There were few people in the office today, mostly those who had to get a work plan done in time, a work plan I didn’t have to construct but in which my name appeared for interesting pieces of work. The reward for hanging in there is interesting work with people I like to work with.
A few more people now know about my predicament of the last few months and there is some incredulity. We are a big place and much is not visible to others. I am a squeaky wheel now and think I am being heard. Maybe after this someone else’s transition from the field is going to be easier.
We have all received our Thanksgiving cooking assignments from master chef Jim. For this reason I hastened home. Axel and I are responsible for the turkey basting, the wine, the mashed potatoes and at least one dish that is not a variant on brown/yellow/orange. We are pushing the limits and are doing not only the green beans with toasted almonds and ginger routine but also a new dish with Brussels sprouts in a Thai dressing that I picked up from the radio yesterday. It is a bit of a trust fall.
My specialty, pumpkin pie, I cooked for internal consumption when I got home. Four other pies were already claimed by others with whom we will share the Thanksgiving meal at Sita and Jim’s house.
We met up with Tessa and Steve at Al’s café in Manchester. The place is closing on January 1. I had never been there so I got in under the wire. The cafe is really a bar that has long since stopped serving food after the stove broke down. The interior is unadulterated 50s with nicotine stains of 60 years on the paneled walls, several TV screens with games going on, wobbly booth furniture without the booth, sticky vinyl and the only visible bathroom for guys only.

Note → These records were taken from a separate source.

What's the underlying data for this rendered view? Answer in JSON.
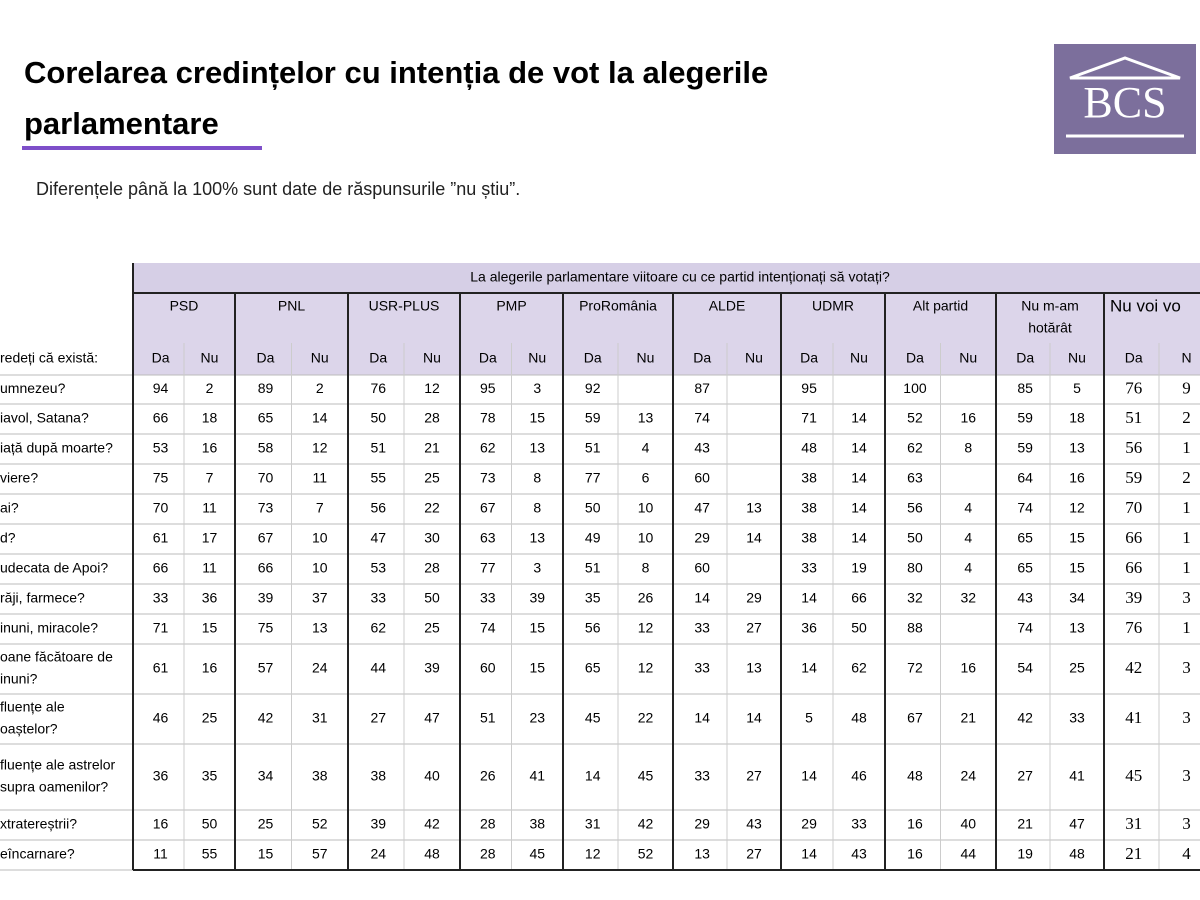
{
  "header": {
    "title_lines": [
      "Corelarea credințelor cu intenția de vot la alegerile",
      "parlamentare"
    ],
    "subtitle": "Diferențele până la 100% sunt date de răspunsurile ”nu știu”.",
    "logo": "BCS"
  },
  "table": {
    "title": "La alegerile parlamentare viitoare cu ce partid intenționați să votați?",
    "row_header": "redeți că există:",
    "parties": [
      [
        "PSD"
      ],
      [
        "PNL"
      ],
      [
        "USR-PLUS"
      ],
      [
        "PMP"
      ],
      [
        "ProRomânia"
      ],
      [
        "ALDE"
      ],
      [
        "UDMR"
      ],
      [
        "Alt partid"
      ],
      [
        "Nu m-am",
        "hotărât"
      ],
      [
        "Nu voi vo"
      ]
    ],
    "subheaders": [
      "Da",
      "Nu",
      "Da",
      "Nu",
      "Da",
      "Nu",
      "Da",
      "Nu",
      "Da",
      "Nu",
      "Da",
      "Nu",
      "Da",
      "Nu",
      "Da",
      "Nu",
      "Da",
      "Nu",
      "Da",
      "N"
    ],
    "rows": [
      {
        "label": [
          "umnezeu?"
        ],
        "cells": [
          "94",
          "2",
          "89",
          "2",
          "76",
          "12",
          "95",
          "3",
          "92",
          null,
          "87",
          null,
          "95",
          null,
          "100",
          null,
          "85",
          "5",
          "76",
          "9"
        ]
      },
      {
        "label": [
          "iavol, Satana?"
        ],
        "cells": [
          "66",
          "18",
          "65",
          "14",
          "50",
          "28",
          "78",
          "15",
          "59",
          "13",
          "74",
          null,
          "71",
          "14",
          "52",
          "16",
          "59",
          "18",
          "51",
          "2"
        ]
      },
      {
        "label": [
          "iață după moarte?"
        ],
        "cells": [
          "53",
          "16",
          "58",
          "12",
          "51",
          "21",
          "62",
          "13",
          "51",
          "4",
          "43",
          null,
          "48",
          "14",
          "62",
          "8",
          "59",
          "13",
          "56",
          "1"
        ]
      },
      {
        "label": [
          "viere?"
        ],
        "cells": [
          "75",
          "7",
          "70",
          "11",
          "55",
          "25",
          "73",
          "8",
          "77",
          "6",
          "60",
          null,
          "38",
          "14",
          "63",
          null,
          "64",
          "16",
          "59",
          "2"
        ]
      },
      {
        "label": [
          "ai?"
        ],
        "cells": [
          "70",
          "11",
          "73",
          "7",
          "56",
          "22",
          "67",
          "8",
          "50",
          "10",
          "47",
          "13",
          "38",
          "14",
          "56",
          "4",
          "74",
          "12",
          "70",
          "1"
        ]
      },
      {
        "label": [
          "d?"
        ],
        "cells": [
          "61",
          "17",
          "67",
          "10",
          "47",
          "30",
          "63",
          "13",
          "49",
          "10",
          "29",
          "14",
          "38",
          "14",
          "50",
          "4",
          "65",
          "15",
          "66",
          "1"
        ]
      },
      {
        "label": [
          "udecata de Apoi?"
        ],
        "cells": [
          "66",
          "11",
          "66",
          "10",
          "53",
          "28",
          "77",
          "3",
          "51",
          "8",
          "60",
          null,
          "33",
          "19",
          "80",
          "4",
          "65",
          "15",
          "66",
          "1"
        ]
      },
      {
        "label": [
          "răji, farmece?"
        ],
        "cells": [
          "33",
          "36",
          "39",
          "37",
          "33",
          "50",
          "33",
          "39",
          "35",
          "26",
          "14",
          "29",
          "14",
          "66",
          "32",
          "32",
          "43",
          "34",
          "39",
          "3"
        ]
      },
      {
        "label": [
          "inuni, miracole?"
        ],
        "cells": [
          "71",
          "15",
          "75",
          "13",
          "62",
          "25",
          "74",
          "15",
          "56",
          "12",
          "33",
          "27",
          "36",
          "50",
          "88",
          null,
          "74",
          "13",
          "76",
          "1"
        ]
      },
      {
        "label": [
          "oane făcătoare de",
          "inuni?"
        ],
        "cells": [
          "61",
          "16",
          "57",
          "24",
          "44",
          "39",
          "60",
          "15",
          "65",
          "12",
          "33",
          "13",
          "14",
          "62",
          "72",
          "16",
          "54",
          "25",
          "42",
          "3"
        ]
      },
      {
        "label": [
          "fluențe ale",
          "oaștelor?"
        ],
        "cells": [
          "46",
          "25",
          "42",
          "31",
          "27",
          "47",
          "51",
          "23",
          "45",
          "22",
          "14",
          "14",
          "5",
          "48",
          "67",
          "21",
          "42",
          "33",
          "41",
          "3"
        ]
      },
      {
        "label": [
          "fluențe ale astrelor",
          "supra oamenilor?"
        ],
        "cells": [
          "36",
          "35",
          "34",
          "38",
          "38",
          "40",
          "26",
          "41",
          "14",
          "45",
          "33",
          "27",
          "14",
          "46",
          "48",
          "24",
          "27",
          "41",
          "45",
          "3"
        ]
      },
      {
        "label": [
          "xtratereștrii?"
        ],
        "cells": [
          "16",
          "50",
          "25",
          "52",
          "39",
          "42",
          "28",
          "38",
          "31",
          "42",
          "29",
          "43",
          "29",
          "33",
          "16",
          "40",
          "21",
          "47",
          "31",
          "3"
        ]
      },
      {
        "label": [
          "eîncarnare?"
        ],
        "cells": [
          "11",
          "55",
          "15",
          "57",
          "24",
          "48",
          "28",
          "45",
          "12",
          "52",
          "13",
          "27",
          "14",
          "43",
          "16",
          "44",
          "19",
          "48",
          "21",
          "4"
        ]
      }
    ]
  }
}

It is not really my kind of place but I get the nostalgia thing. It is the place where Axel took our daughters to when they turned 21 – a manly kind of initiation into the world of authorized drinking.
According to one of the locals some rich people in town banded together and bought the place, just to get rid of the Budweiser sign in the window. The café will become a restaurant, a wine and tapas bar to be precise. Some people think it will be more fitting than a Budweiser place; others think something will be lost. Having never been there I had no opinion. Now I know something will indeed be lost. I didn’t mind the sign.

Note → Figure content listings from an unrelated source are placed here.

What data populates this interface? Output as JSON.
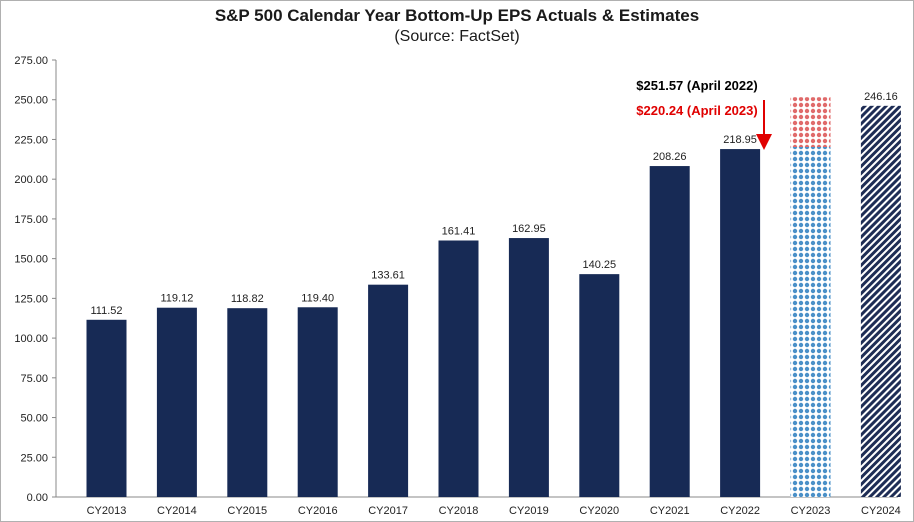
{
  "chart_data": {
    "type": "bar",
    "title": "S&P 500 Calendar Year Bottom-Up EPS Actuals & Estimates",
    "subtitle": "(Source: FactSet)",
    "categories": [
      "CY2013",
      "CY2014",
      "CY2015",
      "CY2016",
      "CY2017",
      "CY2018",
      "CY2019",
      "CY2020",
      "CY2021",
      "CY2022",
      "CY2023",
      "CY2024"
    ],
    "values": [
      111.52,
      119.12,
      118.82,
      119.4,
      133.61,
      161.41,
      162.95,
      140.25,
      208.26,
      218.95,
      220.24,
      246.16
    ],
    "value_labels": [
      "111.52",
      "119.12",
      "118.82",
      "119.40",
      "133.61",
      "161.41",
      "162.95",
      "140.25",
      "208.26",
      "218.95",
      "",
      "246.16"
    ],
    "bar_styles": [
      "actual",
      "actual",
      "actual",
      "actual",
      "actual",
      "actual",
      "actual",
      "actual",
      "actual",
      "actual",
      "estimate-dots",
      "estimate-diagonal"
    ],
    "previous_estimate": {
      "category": "CY2023",
      "value": 251.57
    },
    "annotations": [
      {
        "text": "$251.57 (April 2022)",
        "color": "#000000"
      },
      {
        "text": "$220.24 (April 2023)",
        "color": "#e00000"
      }
    ],
    "ylim": [
      0,
      275
    ],
    "yticks": [
      "0.00",
      "25.00",
      "50.00",
      "75.00",
      "100.00",
      "125.00",
      "150.00",
      "175.00",
      "200.00",
      "225.00",
      "250.00",
      "275.00"
    ],
    "grid": false,
    "legend": "none",
    "colors": {
      "actual": "#172a55",
      "estimate_dots": "#4a90c8",
      "previous_estimate_dots": "#e06a6a",
      "estimate_diagonal": "#1e2d55",
      "arrow": "#e00000"
    }
  }
}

Back home we celebrated Oona’s first puppy birthday – she is a big dog and doesn’t look like a one year old until you ask her to do things that require serious mental processing. Unlike her older sister Chicha, Oona had no idea about how to unwrap a birthday present and quickly lost interest, letting Chicha complete the job.
For a while she teased her older sister with her new toy but lost interest. That toy was quickly dismantled when we were not supervising (the toy instructions, we discovered later, said that the toy was to be used under supervision only). Nevertheless Tessa will probably write an angry letter to the manufacturer, complaining about deceptive advertising. She likes those kinds of battles.